One important note. If a site has low traffic, CrUX won't show field data. It'll just say "not enough data." In that case, Google falls back to origin-level data (across the whole domain) for ranking, or to lab data. So even on a young site, it's worth squeezing out the best Lighthouse score you can — that's your insurance until CrUX builds up.
What DOESN'T help
A list of things people often recommend that don't actually move Core Web Vitals — or move them in the wrong direction.
Minifying CSS on an already lightweight site. You've got 18 KB of CSS, gzip squeezes that down to 4 KB. PSI tells you "minify CSS, save 1.2 KB." Those 1.2 KB won't do a thing. You're wasting your time.
Lazy-loading everything. loading="lazy" on every image — the most common mistake after Chrome added native lazy loading. Including the hero. Including the logo in the header. The result: images above the fold wait on the intersection observer instead of loading right away. LCP goes up. Lazy is only for things below the fold.
Aggressive preloading of everything that moves. You read an article about "preload critical resources" and slapped <link rel="preload"> on ten files.

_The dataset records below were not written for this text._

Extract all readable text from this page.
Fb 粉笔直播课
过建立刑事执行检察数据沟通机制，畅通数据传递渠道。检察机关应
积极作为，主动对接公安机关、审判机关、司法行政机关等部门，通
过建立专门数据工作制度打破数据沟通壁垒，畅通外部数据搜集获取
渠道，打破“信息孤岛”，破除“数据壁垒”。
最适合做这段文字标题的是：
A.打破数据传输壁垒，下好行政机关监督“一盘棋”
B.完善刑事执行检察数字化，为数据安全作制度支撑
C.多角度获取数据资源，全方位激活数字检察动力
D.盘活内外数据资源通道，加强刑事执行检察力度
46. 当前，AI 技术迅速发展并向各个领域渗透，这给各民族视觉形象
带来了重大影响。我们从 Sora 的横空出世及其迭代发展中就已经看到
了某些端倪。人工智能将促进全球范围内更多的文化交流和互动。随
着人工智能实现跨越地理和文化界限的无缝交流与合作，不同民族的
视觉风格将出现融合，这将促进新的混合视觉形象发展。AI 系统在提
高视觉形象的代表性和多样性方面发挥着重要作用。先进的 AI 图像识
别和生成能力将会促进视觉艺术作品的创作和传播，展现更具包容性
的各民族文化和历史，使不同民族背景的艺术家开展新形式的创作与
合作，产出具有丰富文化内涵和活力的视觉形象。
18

The browser fetches them at a priority higher than HTML. The network is congested. The LCP image waits its turn. Preload is a sharp tool. Two or three critical resources, max.
A Service Worker with "cache everything." Caching is clever, but if you don't understand what you're caching, the user sees a stale version of the site. This has nothing to do with Core Web Vitals at all, and it just adds problems.
Bottom line
If your time is limited, here's the priority order.
LCP first. A slow page means users bail before they've seen anything. That hits both rankings and conversions directly. Hero image via next/image priority, font preload, CDN in front of everything. That gets you 80% of the result.
CLS second. Jumpy layout is irritating and kills trust. Especially on mobile. Dimensions on media, font-display with size-adjust, don't insert content above what's already visible. These fixes are quick and they don't come back.
INP third. It's the trickiest of the three and requires the most work — profiling, tracking down heavy handlers, refactoring. But until LCP and CLS are in order, it's too early to take on INP.
Watch the metrics in field data — Search Console and PSI. Use lab only as a sandbox for checking fixes before you deploy. And remember: a single run isn't enough. CrUX updates once a day and aggregates over 28 days. After making fixes, wait at least two weeks before drawing conclusions.